Il sentirsi soli, la paura di rimanere soli per la morte del compagno/compagna può, in certi casi, essere un fattore in grado di spingere all’uccisione dell’altro e di se stesso.

Ma accanto ai fattori di rischio è fondamentale – e merita farlo anche in questa circostanza tragica – considerare i fattori di protezione, che possono opporsi ad una scelta di morte. Oltre a un intervento sanitario adeguato riguardo a eventuali patologie fisiche e psichiche e a un’assistenza nelle attività quotidiane, è da sottolineare il grande valore preventivo fornito dalla consistenza quantitativa e soprattutto qualitativa della rete relazionale, che può essere una fonte essenziale di supporto di fronte alle difficoltà. Se vengono almeno in parte condivise, queste difficoltà possono apparire più sopportabili.

Ciascuno di noi può sentirsi chiamato a rendere questa rete sempre più forte, mostrando presenza, attenzione e ascolto nei confronti di chi appare più solo e sofferente.

Solo relazioni significative possono costituire un rimedio nei confronti della solitudine. Avvicinarsi a chi è solo, può comunicare a quest’ultimo che la sua persona, la sua vita ha ancora valore e merita di essere ancora vissuta.
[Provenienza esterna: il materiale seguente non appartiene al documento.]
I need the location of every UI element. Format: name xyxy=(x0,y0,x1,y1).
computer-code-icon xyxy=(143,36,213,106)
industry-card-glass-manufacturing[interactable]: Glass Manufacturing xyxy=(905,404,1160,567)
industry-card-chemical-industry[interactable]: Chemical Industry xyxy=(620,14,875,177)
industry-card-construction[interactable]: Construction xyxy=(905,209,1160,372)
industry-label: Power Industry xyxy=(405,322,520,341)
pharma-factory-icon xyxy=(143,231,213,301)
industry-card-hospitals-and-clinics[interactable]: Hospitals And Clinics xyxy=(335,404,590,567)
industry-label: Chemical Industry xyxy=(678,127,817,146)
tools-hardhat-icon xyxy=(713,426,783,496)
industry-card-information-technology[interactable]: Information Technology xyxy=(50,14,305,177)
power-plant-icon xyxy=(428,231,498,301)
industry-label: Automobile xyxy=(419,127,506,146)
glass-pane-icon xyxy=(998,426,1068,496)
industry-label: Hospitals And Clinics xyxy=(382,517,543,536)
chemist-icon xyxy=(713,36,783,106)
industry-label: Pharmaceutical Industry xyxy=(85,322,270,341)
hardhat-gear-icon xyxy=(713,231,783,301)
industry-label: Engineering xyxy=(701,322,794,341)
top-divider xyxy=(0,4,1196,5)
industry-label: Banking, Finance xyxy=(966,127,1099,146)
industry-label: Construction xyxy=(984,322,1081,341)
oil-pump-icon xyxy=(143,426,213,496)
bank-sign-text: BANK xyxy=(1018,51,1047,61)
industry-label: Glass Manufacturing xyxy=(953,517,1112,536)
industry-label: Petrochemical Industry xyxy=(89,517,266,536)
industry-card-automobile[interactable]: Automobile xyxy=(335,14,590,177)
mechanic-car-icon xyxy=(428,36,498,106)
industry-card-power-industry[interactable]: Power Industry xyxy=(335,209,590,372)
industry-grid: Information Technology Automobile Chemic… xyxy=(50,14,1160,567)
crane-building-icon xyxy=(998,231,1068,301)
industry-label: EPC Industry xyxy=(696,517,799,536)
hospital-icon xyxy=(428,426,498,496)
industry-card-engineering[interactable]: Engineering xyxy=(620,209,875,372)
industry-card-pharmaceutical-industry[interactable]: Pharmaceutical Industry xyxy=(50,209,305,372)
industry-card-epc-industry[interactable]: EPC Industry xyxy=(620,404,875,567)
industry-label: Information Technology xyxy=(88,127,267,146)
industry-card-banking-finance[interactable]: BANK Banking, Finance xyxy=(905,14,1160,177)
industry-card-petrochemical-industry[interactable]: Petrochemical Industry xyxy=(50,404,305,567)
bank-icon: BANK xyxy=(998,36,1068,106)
In conclusione, di fronte a fatti così tragici, l’atteggiamento migliore non è certo quello di inoltrarsi in dettagli più o meno in grado di colpire l’opinione pubblica, ma sentirci provocati a riflettere sulla qualità delle relazioni in cui siamo immersi, considerando con sempre maggiore attenzione il peso negativo della solitudine da ridurre e il valore vitale delle relazioni da incrementare.